My Yoga Journey – beginnings

yogajourney1Yoga and I have had an on-off relationship for 30 years.  It was sparked by the hippie van I saw parked in a driveway outside a colourful scruffy house in North Kensington [think Notting Hill, Portobello Road area].   I wanted to know who that van belonged to, what was going on in that house, so I went up to the door and knocked.

 

And so began my journey into yoga.  The date?  Sometime in 1986. I was 34 and living in a large one bedroomed flat in an old mansion house in Oxford Gardens, London W10. Four years before that I’d been living in Portugal for a year with a faded jaded rock musician. He died in a car crash and I returned to the UK.  After 3 years I’d found the flat and settled into a new adventure.

sivanandasignThe ‘hippie’ house and the van belonged to the Sivananda Vedanta Centre.  The residents were all yogi’s. They wore white, they meditated every day, they practised yoga on a regular basis, from the spiritual aspects to asanas.  Their practice was set around 12 asanas including the headstand.  They ate according to the Yogic principles choosing only Sattvic food, that which creates peace, eschewing flesh, mushrooms, onions, garlic, hot spices, stimulants for whole grains, milk, butter, cheese, fruits,legumes,vegetables, nuts, seeds, honey and herb teas.

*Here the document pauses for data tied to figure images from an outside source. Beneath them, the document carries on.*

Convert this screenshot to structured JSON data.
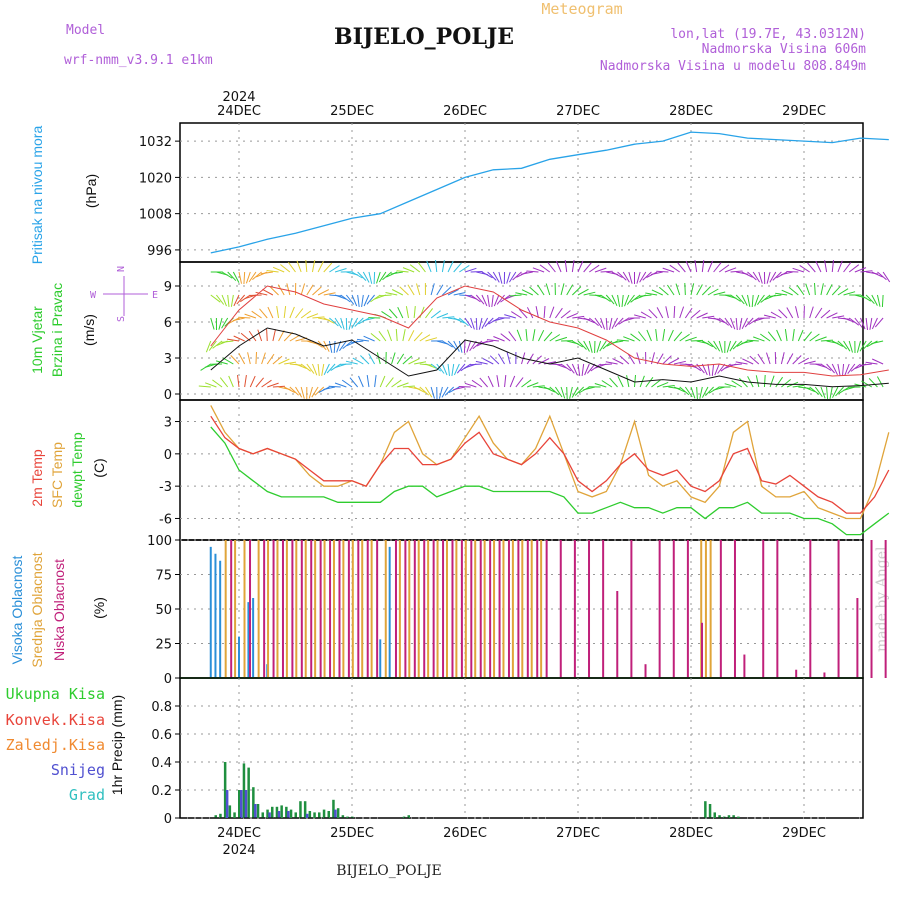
{
  "header": {
    "model_label": "Model",
    "model_name": "wrf-nmm_v3.9.1 e1km",
    "title": "BIJELO_POLJE",
    "product": "Meteogram",
    "lonlat": "lon,lat (19.7E, 43.0312N)",
    "altitude": "Nadmorska Visina 606m",
    "model_altitude": "Nadmorska Visina u modelu 808.849m",
    "footer": "BIJELO_POLJE",
    "watermark": "made by Angel"
  },
  "time_axis": {
    "top_year": "2024",
    "bottom_year": "2024",
    "days": [
      "24DEC",
      "25DEC",
      "26DEC",
      "27DEC",
      "28DEC",
      "29DEC"
    ]
  },
  "colors": {
    "pressure": "#29a3e8",
    "temp2m": "#e8443a",
    "sfc_temp": "#e0a43a",
    "dewpoint": "#2ecc2e",
    "high_cloud": "#2a8fd8",
    "mid_cloud": "#e0a43a",
    "low_cloud": "#c0207a",
    "precip_total": "#1f8f3f",
    "precip_conv": "#e8443a",
    "precip_frozen": "#f08a30",
    "snow": "#5050d0",
    "grad": "#30c0c0"
  },
  "panels": {
    "pressure": {
      "label1": "Pritisak na nivou mora",
      "unit": "(hPa)"
    },
    "wind": {
      "label1": "10m Vjetar",
      "label2": "Brzina i Pravac",
      "unit": "(m/s)",
      "compass_n": "N",
      "compass_w": "W",
      "compass_e": "E",
      "compass_s": "S"
    },
    "temp": {
      "label1": "2m Temp",
      "label2": "SFC Temp",
      "label3": "dewpt Temp",
      "unit": "(C)"
    },
    "cloud": {
      "label1": "Visoka Oblacnost",
      "label2": "Srednja Oblacnost",
      "label3": "Niska Oblacnost",
      "unit": "(%)"
    },
    "precip": {
      "l1": "Ukupna Kisa",
      "l2": "Konvek.Kisa",
      "l3": "Zaledj.Kisa",
      "l4": "Snijeg",
      "l5": "Grad",
      "unit": "1hr Precip (mm)"
    }
  },
  "chart_data": [
    {
      "type": "line",
      "title": "",
      "ylabel": "Pritisak na nivou mora (hPa)",
      "ylim": [
        992,
        1038
      ],
      "yticks": [
        996,
        1008,
        1020,
        1032
      ],
      "x_hours": [
        0,
        6,
        12,
        18,
        24,
        30,
        36,
        42,
        48,
        54,
        60,
        66,
        72,
        78,
        84,
        90,
        96,
        102,
        108,
        114,
        120,
        126,
        132,
        138,
        144
      ],
      "series": [
        {
          "name": "",
          "values": [
            995,
            997,
            999.5,
            1001.5,
            1004,
            1006.5,
            1008,
            1012,
            1016,
            1020,
            1022.5,
            1023,
            1026,
            1027.5,
            1029,
            1031,
            1032,
            1035,
            1034.5,
            1033,
            1032.5,
            1032,
            1031.5,
            1033,
            1032.5
          ]
        }
      ]
    },
    {
      "type": "line",
      "title": "",
      "ylabel": "10m Vjetar Brzina i Pravac (m/s)",
      "ylim": [
        -0.5,
        11
      ],
      "yticks": [
        0,
        3,
        6,
        9
      ],
      "x_hours": [
        0,
        6,
        12,
        18,
        24,
        30,
        36,
        42,
        48,
        54,
        60,
        66,
        72,
        78,
        84,
        90,
        96,
        102,
        108,
        114,
        120,
        126,
        132,
        138,
        144
      ],
      "series": [
        {
          "name": "",
          "values": [
            2,
            4,
            5.5,
            5,
            4,
            4.5,
            3,
            1.5,
            2,
            4.5,
            4,
            3,
            2.5,
            3,
            2,
            1,
            1.2,
            1,
            1.5,
            1,
            0.8,
            0.8,
            0.6,
            0.7,
            0.9
          ]
        },
        {
          "name": "",
          "values": [
            4,
            7,
            9,
            8.5,
            7.5,
            7,
            6.5,
            5.5,
            8,
            9,
            8.5,
            7,
            6,
            5.5,
            4.5,
            3,
            2.5,
            2.3,
            2.5,
            2,
            1.8,
            1.8,
            1.5,
            1.6,
            2
          ]
        }
      ]
    },
    {
      "type": "line",
      "title": "",
      "ylabel": "Temp (C)",
      "ylim": [
        -8,
        5
      ],
      "yticks": [
        -6,
        -3,
        0,
        3
      ],
      "x_hours": [
        0,
        3,
        6,
        9,
        12,
        15,
        18,
        21,
        24,
        27,
        30,
        33,
        36,
        39,
        42,
        45,
        48,
        51,
        54,
        57,
        60,
        63,
        66,
        69,
        72,
        75,
        78,
        81,
        84,
        87,
        90,
        93,
        96,
        99,
        102,
        105,
        108,
        111,
        114,
        117,
        120,
        123,
        126,
        129,
        132,
        135,
        138,
        141,
        144
      ],
      "series": [
        {
          "name": "2m Temp",
          "values": [
            3.5,
            1.5,
            0.5,
            0,
            0.5,
            0,
            -0.5,
            -1.5,
            -2.5,
            -2.5,
            -2.5,
            -3,
            -1,
            0.5,
            0.5,
            -1,
            -1,
            -0.5,
            1,
            2,
            0,
            -0.5,
            -1,
            0,
            1.5,
            0,
            -2.5,
            -3.5,
            -2.5,
            -1,
            0,
            -1.5,
            -2,
            -1.5,
            -3,
            -3.5,
            -2.5,
            0,
            0.5,
            -2.5,
            -2.8,
            -2,
            -3,
            -4,
            -4.5,
            -5.5,
            -5.5,
            -4,
            -1.5
          ]
        },
        {
          "name": "SFC Temp",
          "values": [
            4.5,
            2,
            0.5,
            0,
            0.5,
            0,
            -0.5,
            -2,
            -3,
            -3,
            -2.5,
            -3,
            -1,
            2,
            3,
            0,
            -1,
            -0.5,
            1.5,
            3.5,
            1,
            -0.5,
            -1,
            0.5,
            3.5,
            0,
            -3.5,
            -4,
            -3.5,
            -1,
            3,
            -2,
            -3,
            -2.5,
            -4,
            -4.5,
            -3,
            2,
            3,
            -3,
            -4,
            -4,
            -3.5,
            -5,
            -5.5,
            -6,
            -6,
            -3,
            2
          ]
        },
        {
          "name": "dewpt Temp",
          "values": [
            2.5,
            1,
            -1.5,
            -2.5,
            -3.5,
            -4,
            -4,
            -4,
            -4,
            -4.5,
            -4.5,
            -4.5,
            -4.5,
            -3.5,
            -3,
            -3,
            -4,
            -3.5,
            -3,
            -3,
            -3.5,
            -3.5,
            -3.5,
            -3.5,
            -3.5,
            -4,
            -5.5,
            -5.5,
            -5,
            -4.5,
            -5,
            -5,
            -5.5,
            -5,
            -5,
            -6,
            -5,
            -5,
            -4.5,
            -5.5,
            -5.5,
            -5.5,
            -6,
            -6,
            -6.5,
            -7.5,
            -7.5,
            -6.5,
            -5.5
          ]
        }
      ]
    },
    {
      "type": "bar",
      "title": "",
      "ylabel": "Oblacnost (%)",
      "ylim": [
        0,
        100
      ],
      "yticks": [
        0,
        25,
        50,
        75,
        100
      ],
      "series": [
        {
          "name": "Visoka Oblacnost",
          "x_hours": [
            0,
            1,
            2,
            6,
            8,
            9,
            12,
            36,
            38
          ],
          "values": [
            95,
            90,
            85,
            30,
            55,
            58,
            10,
            28,
            95
          ]
        },
        {
          "name": "Srednja Oblacnost",
          "x_hours": [
            3,
            5,
            7,
            10,
            12,
            14,
            16,
            18,
            20,
            22,
            24,
            26,
            28,
            30,
            32,
            34,
            37,
            40,
            42,
            44,
            46,
            48,
            50,
            52,
            54,
            56,
            58,
            60,
            62,
            64,
            66,
            68,
            70,
            104,
            105,
            106
          ],
          "values": [
            100,
            100,
            100,
            100,
            100,
            100,
            100,
            100,
            100,
            100,
            100,
            100,
            100,
            100,
            100,
            100,
            100,
            100,
            100,
            100,
            100,
            100,
            100,
            100,
            100,
            100,
            100,
            100,
            100,
            100,
            100,
            100,
            100,
            100,
            100,
            100
          ]
        },
        {
          "name": "Niska Oblacnost",
          "x_hours": [
            4,
            8,
            11,
            13,
            15,
            17,
            19,
            21,
            23,
            25,
            27,
            29,
            31,
            33,
            35,
            39,
            41,
            43,
            45,
            47,
            49,
            51,
            53,
            55,
            57,
            59,
            61,
            63,
            65,
            67,
            69,
            71,
            74,
            77,
            80,
            83,
            86,
            89,
            92,
            95,
            98,
            101,
            104,
            108,
            111,
            113,
            117,
            120,
            124,
            127,
            130,
            133,
            137,
            140,
            143
          ],
          "values": [
            100,
            100,
            100,
            100,
            100,
            100,
            100,
            100,
            100,
            100,
            100,
            100,
            100,
            100,
            100,
            100,
            100,
            100,
            100,
            100,
            100,
            100,
            100,
            100,
            100,
            100,
            100,
            100,
            100,
            100,
            100,
            100,
            100,
            100,
            100,
            100,
            63,
            100,
            10,
            100,
            100,
            100,
            40,
            100,
            100,
            17,
            100,
            100,
            6,
            100,
            4,
            100,
            58,
            100,
            100
          ]
        }
      ]
    },
    {
      "type": "bar",
      "title": "",
      "ylabel": "1hr Precip (mm)",
      "ylim": [
        0,
        1.0
      ],
      "yticks": [
        0,
        0.2,
        0.4,
        0.6,
        0.8
      ],
      "series": [
        {
          "name": "Ukupna Kisa",
          "x_hours": [
            1,
            2,
            3,
            4,
            5,
            6,
            7,
            8,
            9,
            10,
            11,
            12,
            13,
            14,
            15,
            16,
            17,
            18,
            19,
            20,
            21,
            22,
            23,
            24,
            25,
            26,
            27,
            28,
            29,
            30,
            41,
            42,
            105,
            106,
            107,
            108,
            109,
            110,
            111,
            112
          ],
          "values": [
            0.02,
            0.03,
            0.4,
            0.09,
            0.04,
            0.2,
            0.39,
            0.36,
            0.22,
            0.1,
            0.04,
            0.06,
            0.08,
            0.08,
            0.09,
            0.08,
            0.06,
            0.04,
            0.12,
            0.12,
            0.05,
            0.04,
            0.04,
            0.06,
            0.05,
            0.13,
            0.07,
            0.02,
            0.01,
            0.01,
            0.01,
            0.02,
            0.12,
            0.1,
            0.04,
            0.02,
            0.01,
            0.02,
            0.02,
            0.01
          ]
        },
        {
          "name": "Snijeg",
          "x_hours": [
            3,
            6,
            7,
            9,
            12,
            14,
            16,
            20,
            26
          ],
          "values": [
            0.2,
            0.2,
            0.2,
            0.1,
            0.04,
            0.05,
            0.05,
            0.03,
            0.06
          ]
        }
      ]
    }
  ]
}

When they had to close down the Kensington house, the yogis migrated to another Sivananda centre in Putney, SW London, where, synchronistically, my partner and I had purchased a flat . We attended weeky yoga classes at the centre, where meditation and pranayama were integrated into the asana practice. Afterwards we ate an Ayurvedic feast for £1. Sometimes we would practice at home. Headstands were included early on and it was kind of fun doing that.. We were younger then!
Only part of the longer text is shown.